Complexity (prove or disprove): If $f(g(n))=O(n)$ and $f(n)=Ω(n)$ then $g(n)=O(n)$

Question

I was wondering if I could get a hint on the following question (prove or disprove):

If $f(g(n))=O(n) $ and $f(n)=Ω(n)$ then $g(n)=O(n)$.

Answer 1

Using the definition:$$ f(m) = {\mit Ω}(m) \Longleftrightarrow f(m) \geqslant cm, \quad \forall m \geqslant m_0 $$ where $c > 0$ is a constant and $m_0 \in \mathbb{N}_+$, and$$ f(g(n)) = O(n) \Longleftrightarrow f(g(n)) \leqslant Cn, \quad \forall n \geqslant n_0 $$ where $C > 0$ is a constant and $n_0 \in \mathbb{N}_+$.

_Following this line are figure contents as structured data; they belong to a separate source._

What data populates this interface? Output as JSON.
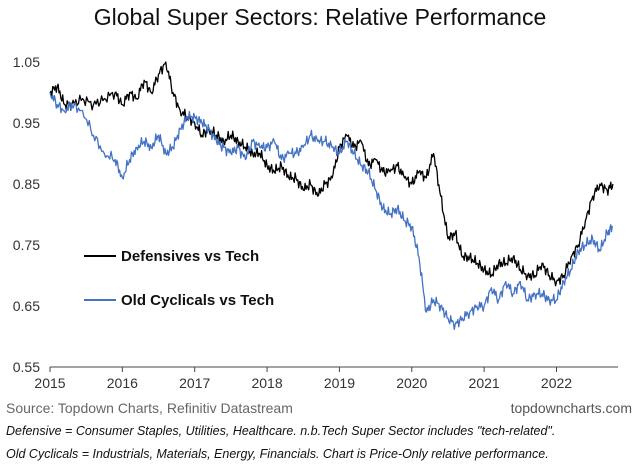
{
  "chart_data": {
    "type": "line",
    "title": "Global Super Sectors: Relative Performance",
    "xlabel": "",
    "ylabel": "",
    "xlim": [
      2015,
      2022.85
    ],
    "ylim": [
      0.55,
      1.05
    ],
    "x_ticks": [
      "2015",
      "2016",
      "2017",
      "2018",
      "2019",
      "2020",
      "2021",
      "2022"
    ],
    "x_tick_values": [
      2015,
      2016,
      2017,
      2018,
      2019,
      2020,
      2021,
      2022
    ],
    "y_ticks": [
      "1.05",
      "0.95",
      "0.85",
      "0.75",
      "0.65",
      "0.55"
    ],
    "y_tick_values": [
      1.05,
      0.95,
      0.85,
      0.75,
      0.65,
      0.55
    ],
    "grid": false,
    "legend_position": "center-left",
    "series": [
      {
        "name": "Defensives vs Tech",
        "color": "#000000",
        "x": [
          2015.0,
          2015.1,
          2015.2,
          2015.3,
          2015.45,
          2015.6,
          2015.75,
          2015.9,
          2016.0,
          2016.1,
          2016.2,
          2016.3,
          2016.4,
          2016.5,
          2016.6,
          2016.7,
          2016.8,
          2016.9,
          2017.0,
          2017.1,
          2017.2,
          2017.3,
          2017.4,
          2017.5,
          2017.6,
          2017.7,
          2017.8,
          2017.9,
          2018.0,
          2018.1,
          2018.2,
          2018.3,
          2018.4,
          2018.5,
          2018.6,
          2018.7,
          2018.8,
          2018.9,
          2019.0,
          2019.1,
          2019.2,
          2019.3,
          2019.4,
          2019.5,
          2019.6,
          2019.7,
          2019.8,
          2019.9,
          2020.0,
          2020.1,
          2020.2,
          2020.3,
          2020.4,
          2020.5,
          2020.6,
          2020.7,
          2020.8,
          2020.9,
          2021.0,
          2021.1,
          2021.2,
          2021.3,
          2021.4,
          2021.5,
          2021.6,
          2021.7,
          2021.8,
          2021.9,
          2022.0,
          2022.1,
          2022.2,
          2022.3,
          2022.4,
          2022.5,
          2022.6,
          2022.7,
          2022.78
        ],
        "values": [
          1.0,
          1.01,
          0.98,
          0.98,
          0.99,
          0.98,
          0.99,
          1.0,
          0.98,
          1.0,
          0.99,
          1.02,
          1.0,
          1.03,
          1.05,
          1.0,
          0.97,
          0.96,
          0.95,
          0.93,
          0.94,
          0.93,
          0.92,
          0.93,
          0.92,
          0.91,
          0.9,
          0.9,
          0.88,
          0.87,
          0.88,
          0.86,
          0.86,
          0.84,
          0.85,
          0.83,
          0.85,
          0.86,
          0.91,
          0.93,
          0.91,
          0.92,
          0.88,
          0.89,
          0.87,
          0.87,
          0.88,
          0.86,
          0.85,
          0.87,
          0.86,
          0.9,
          0.83,
          0.76,
          0.77,
          0.73,
          0.73,
          0.72,
          0.71,
          0.7,
          0.72,
          0.72,
          0.73,
          0.71,
          0.7,
          0.7,
          0.72,
          0.7,
          0.69,
          0.7,
          0.73,
          0.75,
          0.79,
          0.83,
          0.85,
          0.84,
          0.85
        ]
      },
      {
        "name": "Old Cyclicals vs Tech",
        "color": "#4472c4",
        "x": [
          2015.0,
          2015.1,
          2015.2,
          2015.3,
          2015.45,
          2015.6,
          2015.75,
          2015.9,
          2016.0,
          2016.1,
          2016.2,
          2016.3,
          2016.4,
          2016.5,
          2016.6,
          2016.7,
          2016.8,
          2016.9,
          2017.0,
          2017.1,
          2017.2,
          2017.3,
          2017.4,
          2017.5,
          2017.6,
          2017.7,
          2017.8,
          2017.9,
          2018.0,
          2018.1,
          2018.2,
          2018.3,
          2018.4,
          2018.5,
          2018.6,
          2018.7,
          2018.8,
          2018.9,
          2019.0,
          2019.1,
          2019.2,
          2019.3,
          2019.4,
          2019.5,
          2019.6,
          2019.7,
          2019.8,
          2019.9,
          2020.0,
          2020.1,
          2020.2,
          2020.3,
          2020.4,
          2020.5,
          2020.6,
          2020.7,
          2020.8,
          2020.9,
          2021.0,
          2021.1,
          2021.2,
          2021.3,
          2021.4,
          2021.5,
          2021.6,
          2021.7,
          2021.8,
          2021.9,
          2022.0,
          2022.1,
          2022.2,
          2022.3,
          2022.4,
          2022.5,
          2022.6,
          2022.7,
          2022.78
        ],
        "values": [
          1.0,
          0.98,
          0.97,
          0.98,
          0.97,
          0.93,
          0.9,
          0.89,
          0.86,
          0.89,
          0.91,
          0.92,
          0.91,
          0.93,
          0.9,
          0.91,
          0.94,
          0.96,
          0.96,
          0.95,
          0.94,
          0.92,
          0.91,
          0.9,
          0.91,
          0.89,
          0.92,
          0.91,
          0.91,
          0.92,
          0.89,
          0.9,
          0.9,
          0.91,
          0.93,
          0.92,
          0.92,
          0.91,
          0.9,
          0.92,
          0.9,
          0.88,
          0.87,
          0.84,
          0.81,
          0.8,
          0.81,
          0.79,
          0.78,
          0.73,
          0.64,
          0.66,
          0.65,
          0.63,
          0.62,
          0.63,
          0.64,
          0.65,
          0.65,
          0.68,
          0.66,
          0.69,
          0.67,
          0.69,
          0.66,
          0.67,
          0.67,
          0.66,
          0.66,
          0.69,
          0.71,
          0.74,
          0.75,
          0.76,
          0.74,
          0.77,
          0.78
        ]
      }
    ],
    "source": "Source: Topdown Charts, Refinitiv Datastream",
    "website": "topdowncharts.com",
    "notes": [
      "Defensive = Consumer Staples, Utilities, Healthcare.  n.b.Tech Super Sector includes \"tech-related\".",
      "Old Cyclicals = Industrials, Materials, Energy, Financials.  Chart is Price-Only relative performance."
    ]
  }
}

In fact, assume that $f:\mathbb{N}_+ \to \mathbb{N}_+$ and$$ f(m) = {\mit Ω}(m) \Longleftrightarrow f(m) \geqslant cm. \quad \forall m \geqslant m_0 $$ Define$$ a = \min_{1 \leqslant m \leqslant m_0} f(n) > 0, \quad c' = \min(c, a), $$ then$$ f(m) \geqslant c'm. \quad \forall m \geqslant 1 $$ Also assume that $g:\mathbb{N}_+ \to \mathbb{N}_+$, then$$ Cn \geqslant f(g(n)) \geqslant c'g(n). $$

Answer 2

The question seems too fishy to be true.

Take $f(n) = \frac{1}{n} = \Omega(n)$ and $g(n) = n^2$, then $f(g(n)) = n = O(n)$, but the conclusion does not hold.